Citigroup, let’s remember, isn’t alone in this particular display of Wall Street greed. And of course along with agreeing to the settlement, in which those unsuspecting buyers were to be refunded their investments with interest, came the patented “not guilty of any wrongdoing” caveat from the perpetrators. It takes a special level of brazen to insist that regulation should be off limits, even in the face of the shameless manipulation engaged in by financial sector practitioners, to the nation’s detriment.

The finance area is by no means the whole enchilada here. When the Republican/Tea Party chorus breaks into its anti-regulation, leave-business-alone song, it’s an ode to the entire business world.
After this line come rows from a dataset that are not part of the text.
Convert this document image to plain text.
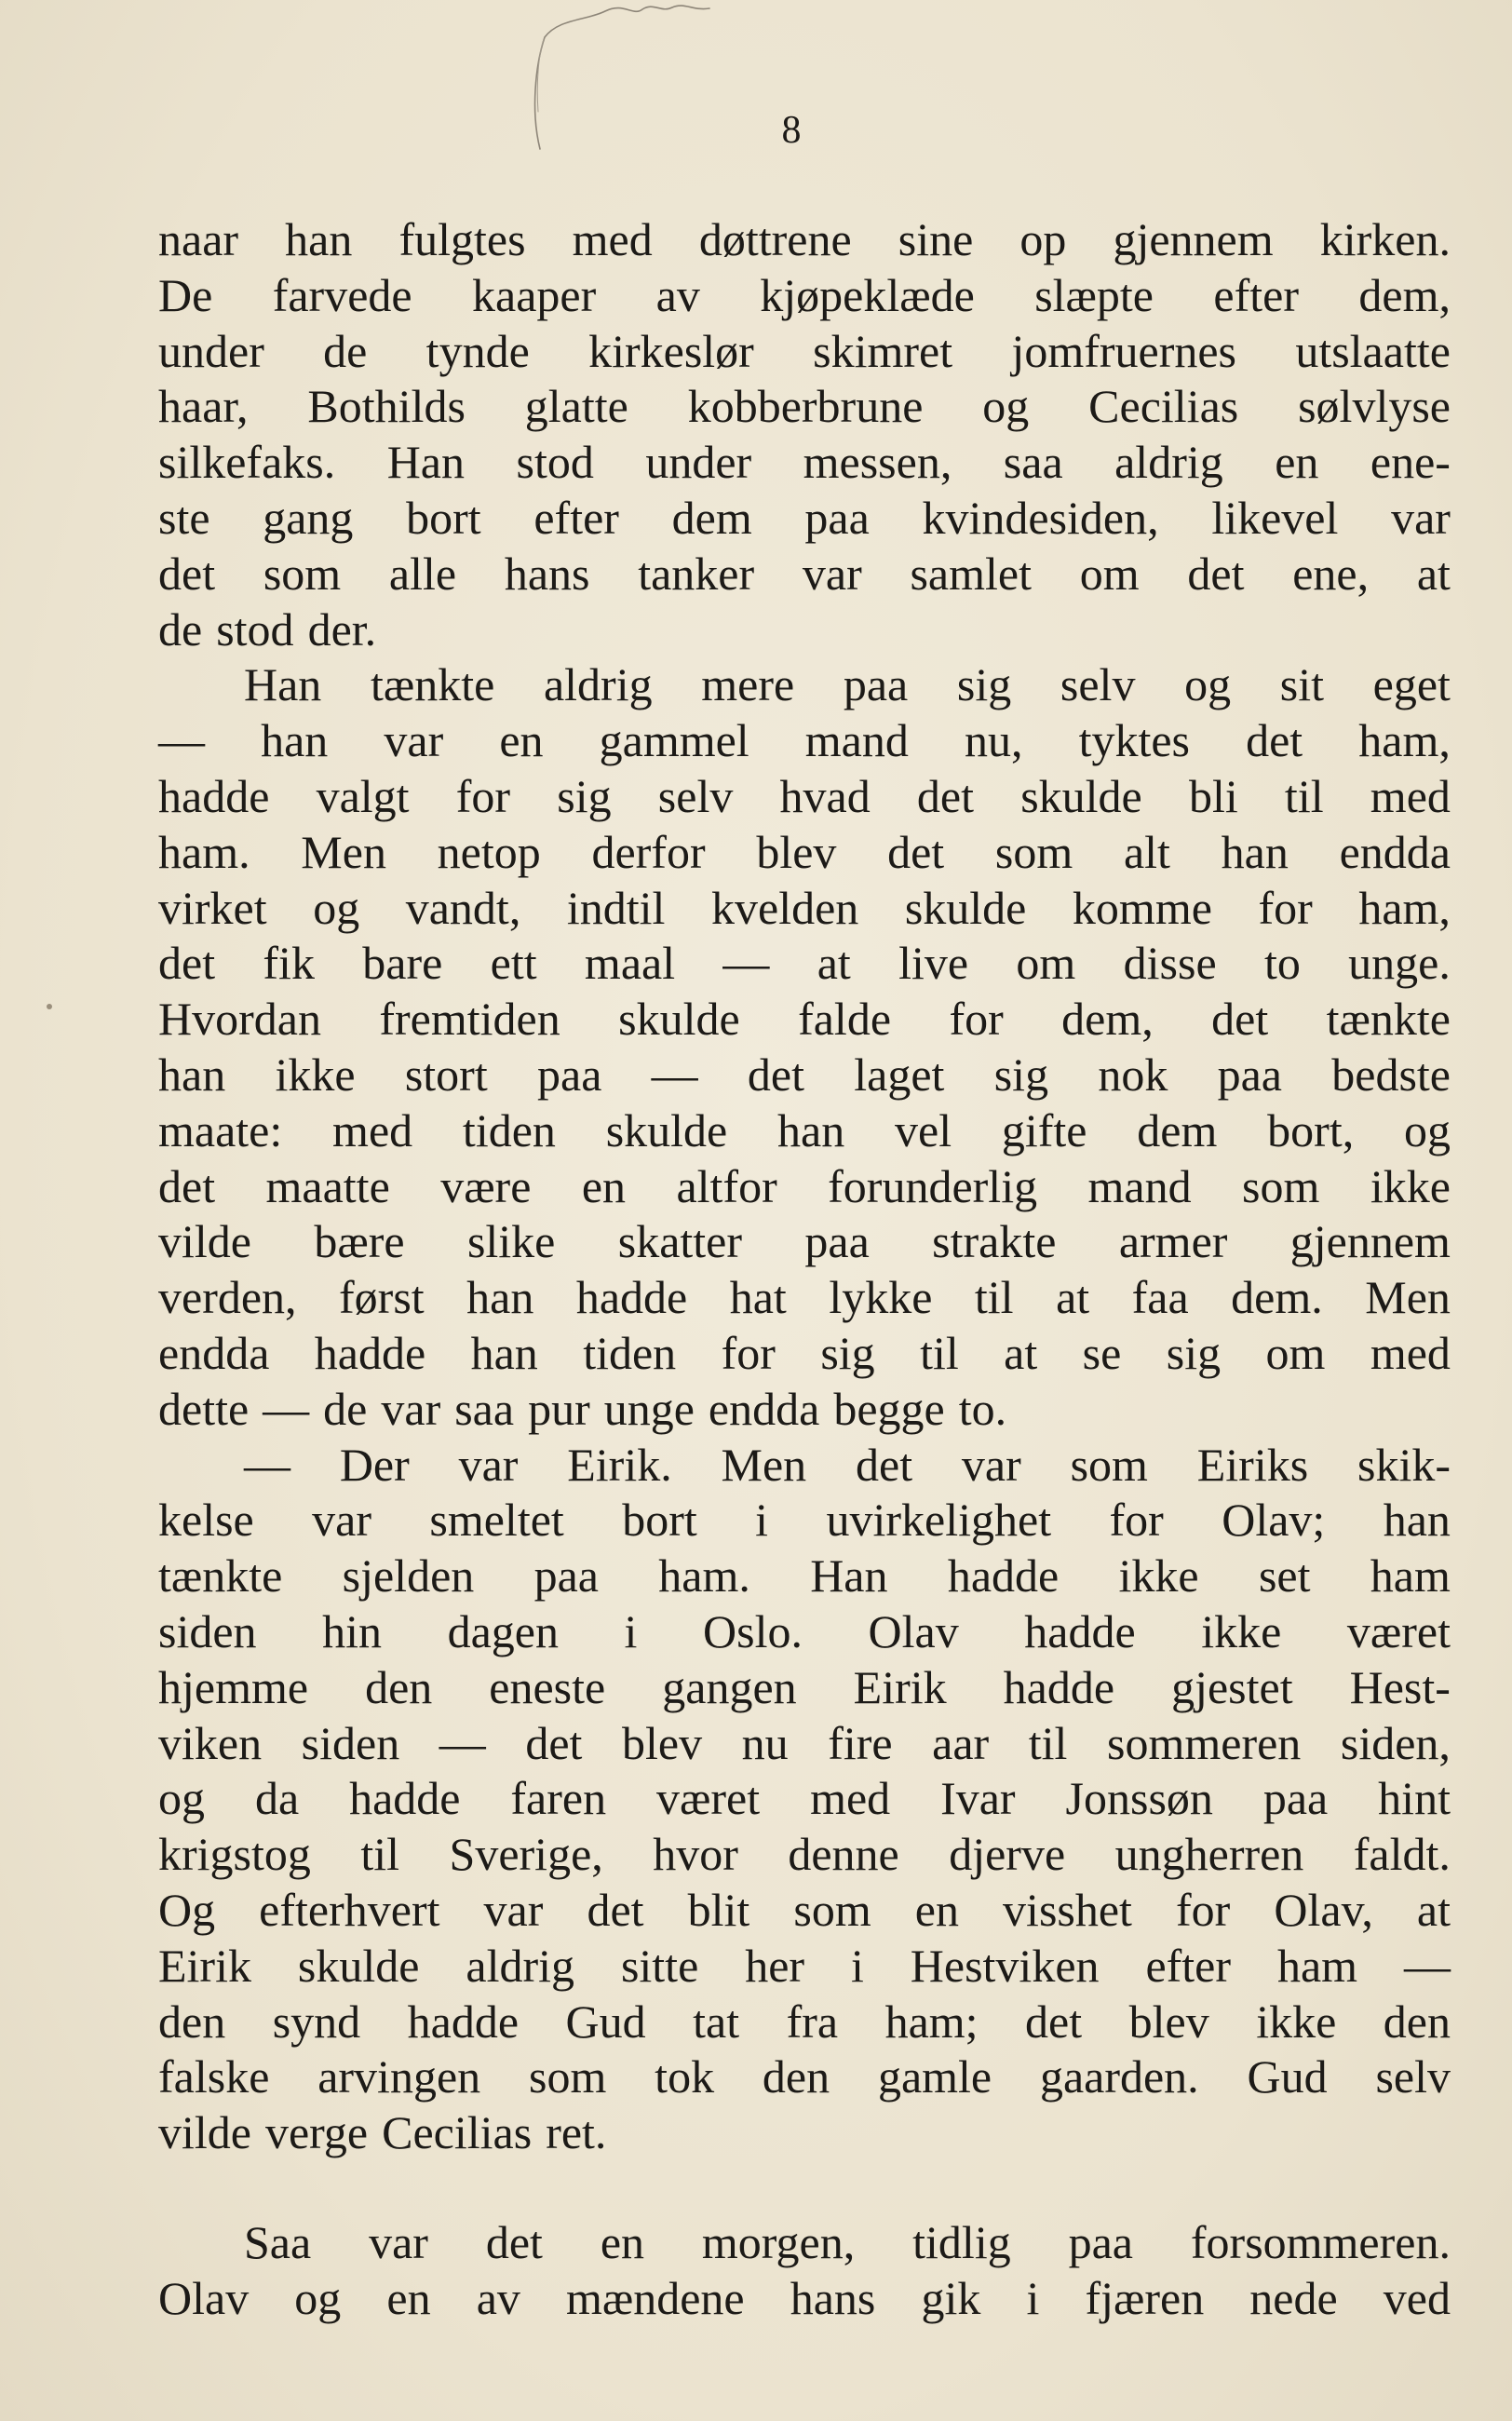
8
naar han fulgtes med døttrene sine op gjennem kirken.
De farvede kaaper av kjøpeklæde slæpte efter dem,
under de tynde kirkeslør skimret jomfruernes utslaatte
haar, Bothilds glatte kobberbrune og Cecilias sølvlyse
silkefaks. Han stod under messen, saa aldrig en ene-
ste gang bort efter dem paa kvindesiden, likevel var
det som alle hans tanker var samlet om det ene, at
de stod der.
Han tænkte aldrig mere paa sig selv og sit eget
— han var en gammel mand nu, tyktes det ham,
hadde valgt for sig selv hvad det skulde bli til med
ham. Men netop derfor blev det som alt han endda
virket og vandt, indtil kvelden skulde komme for ham,
det fik bare ett maal — at live om disse to unge.
Hvordan fremtiden skulde falde for dem, det tænkte
han ikke stort paa — det laget sig nok paa bedste
maate: med tiden skulde han vel gifte dem bort, og
det maatte være en altfor forunderlig mand som ikke
vilde bære slike skatter paa strakte armer gjennem
verden, først han hadde hat lykke til at faa dem. Men
endda hadde han tiden for sig til at se sig om med
dette — de var saa pur unge endda begge to.
— Der var Eirik. Men det var som Eiriks skik-
kelse var smeltet bort i uvirkelighet for Olav; han
tænkte sjelden paa ham. Han hadde ikke set ham
siden hin dagen i Oslo. Olav hadde ikke været
hjemme den eneste gangen Eirik hadde gjestet Hest-
viken siden — det blev nu fire aar til sommeren siden,
og da hadde faren været med Ivar Jonssøn paa hint
krigstog til Sverige, hvor denne djerve ungherren faldt.
Og efterhvert var det blit som en visshet for Olav, at
Eirik skulde aldrig sitte her i Hestviken efter ham —
den synd hadde Gud tat fra ham; det blev ikke den
falske arvingen som tok den gamle gaarden. Gud selv
vilde verge Cecilias ret.
Saa var det en morgen, tidlig paa forsommeren.
Olav og en av mændene hans gik i fjæren nede ved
Which makes it legit to ask how is it possible, in the face of behavior among the titans of finance that was flat-out unethical and worse, to remain committed to the notion that the status quo works just fine.

In truth, for Republicans this hardly requires any leap of faith. Republicans and money have traditionally been a hand-in-glove combination. Prior to the campaign coffers Bill Clinton amassed when he first ran for president in 1992, the lop-sided disparity between Republican war chests and those of Democratic opponents was embarrassing (Obama of course now breaking the sound barrier with his mega chest in ‘08 and what appears to be something similar for next year’s duel). Even so, Republicans’ identification with the moneyed interests holds solidly true.

With the Tea Party (whatever constitutes that amorphous grouping) riding shotgun on this pro-big business kick, there’s a certain bafflement. Isn’t this supposed to be a mass movement, anti-establishment, anti-incumbency rage and all that good stuff? Whereabouts in that profile do we find the rationale for cozying up to industrial giants and the wealthy? Which leads right back to what’s really at the core of the Tea Party’s reason for being. When this Tea Party phenomenon first barged in on our consciousness in the summer of 2009, backlash against health care reform was ostensibly the rallying point. That summer’s eruption of despicable images left many of us with the clear understanding that backlash against an African American president, and not his efforts to overhaul health care, was really behind the hostile outcry of this alleged new Tea Party kid on the block. Frankly, there hasn’t been much to shake that conviction, notwithstanding Herman Cain, a couple of Blacks elected to Congress in last year’s Republican surge and others of their ilk.

Really, how is the contradiction to be explained, where supposedly grassroots folk agitate to “get government off our backs,” side with politicians who rail against Medicare and who advocate risky changes in Social Security? Who are these plebes, so enamored of the top one percent of the population that controls such a lion’s share of the nation’s wealth, that they support a party which oppose a modest tax increase on these well-heeled that would positively impact the overall economic condition? The incongruity of the Tea Party representing itself as a movement of “the people” should be very obvious, and it’s quite time that some of its leading lights owned up to where they’re really coming from.

That economic disparity means that class warfare, as we know so well, has been a fact of life in the society for a long time…no GOP highlighting of it as a pathway to political capital was necessary. The besieged millions include many who see the dynamics of the economic imbalance for what they are. There are unfortunately others, similarly besieged, trapped in a social time warp whose hard edge incomprehensibly accords a lesser place even to cold economic reality.